整体の禁忌/事故を未然に防ぐ

整体などの手技療法を行ってはいけない障害や病気があります。その障害や病気は、筋骨格系の問題と似たような症状を伴うことがあります。それに気付かずに、筋骨格系の問題と思いこみ施術してしまうと、取り返しのつかない結果を招く恐れがあります。セラピストは患者に不利益を与えるような行為は決してしてはいけません。

禁忌症にもかかわらず、それと気付かずに手技を受けに来てしまう可能性のある、大動脈瘤と椎骨動脈狭窄の症状や確認方法について書きます。。

血管

整体の禁忌:大動脈瘤

大動脈瘤は症状が出にくいと言われていますが、その瘤(コブ)が大きくなると、胸部痛や背部痛、腰痛などの症状を出すことがあります。最近だと、俳優の阿東快さんが、この大動脈瘤破裂で急死しています。阿東快さんは、亡くなる数ヶ月前から、背中の痛みや腰痛を訴えていて、マッサージなどにも通っていたそうです。本来であれば、この施術をした人が異変に気付いていれば、結果が変わっていたかもしれません(そう言った助言をしていたかもしれません)。

背中の痛みや腰痛で整体やマッサージに行く人は決して少なくありません。だからこそ、知っておかなければならないことです。

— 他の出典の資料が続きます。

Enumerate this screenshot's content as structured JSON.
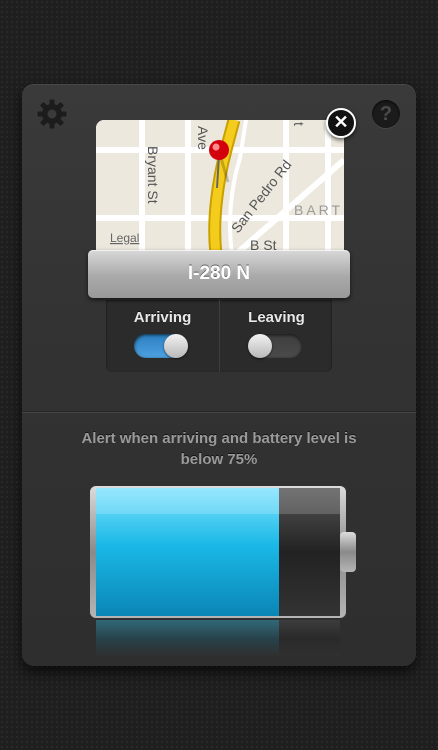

施術の刺激によって動脈瘤が破裂することも考えられます。破裂してしまった場合、すぐに救急車を呼んだとしても非常に高い死亡率です。だからこそ、未然に防ぐ必要があります。

年齢・血圧・既往歴は参考になります。腹部大動脈瘤であれば拍動する塊のようなものが触診で確認することが出来ます(雑に触れると危険)。胸部の場合は肋骨があるため触診で確認することはできません。筋骨格系の痛みと違うところは、安静にしていても痛みがあり、体を動かすことによる痛みの増悪も見られないことです。

整体の禁忌:頚椎の椎骨動脈の狭窄

椎骨動脈の狭窄による症状は、頭痛、めまい、吐き気、視覚障害、運動失調、手足の麻痺などです。頭痛で整体を受けに来る人は少なくありません。当オフィスはめまいを訴えてくる人も少なくありませんが、吐き気や視覚障害などを主訴として整体に来るクライアントは少ないと思います。

椎骨動脈にもっとも負担がかかる頚の動きは、伸展を伴った回旋です。この時に回旋とは反対側の椎骨動脈に負荷がかかり血流が減少します。ですから、頚の伸展を伴った矯正は絶対に避けるべきです。

椎骨動脈の狭窄があるか確認する方法は、クライアントを仰向けにして、頭部を保持しながら頚をベッドの端から出します。クライアントには常に目を開けたままにしてもらいます。その状態から頚を伸展・回旋させていき意図的に椎骨動脈に負荷をかけます。もしこの時、椎骨動脈の血流の減少が起これば、顔色が青くなったり、めまいや眼振、吐き気などが起こります。もしこれらが確認された場合は、一度、病院での検査を勧めてください。ちなみに、この頭位での、めまい、眼振、吐き気は良性発作性頭位めまい症(BPPV)でも起こりますが、眼振の起こる方向で見分けることが出来ます(これについては、ここでは書きません)。

馬尾症候群

脊髄の下部は、馬の尻尾の様に神経が束になっていて、この部分を馬尾と言います。この神経の束が障害されて発症します。症状は下肢の痛みやしびれ、麻痺、運動障害、性機能障害、腸や膀胱の機能喪失(尿・便失禁)など。

病院へ。一刻も早く障害部位の減圧をする必要があります。発症から48時間以内に減圧できなかった場合、後遺症が残るリスクが高くなるそうです。

まとめ

禁忌症に対しての施術は、クライアントの体を壊してしまい、取り返しのつかない事故を起こす可能性があります。禁忌症を知っておくことは、クライアントのためではなくセラピストとしての仕事を続けていくために必要な知識です。腰痛だから、頭痛だから、と安易に考えないように注意して検査、施術を行うことが大切です。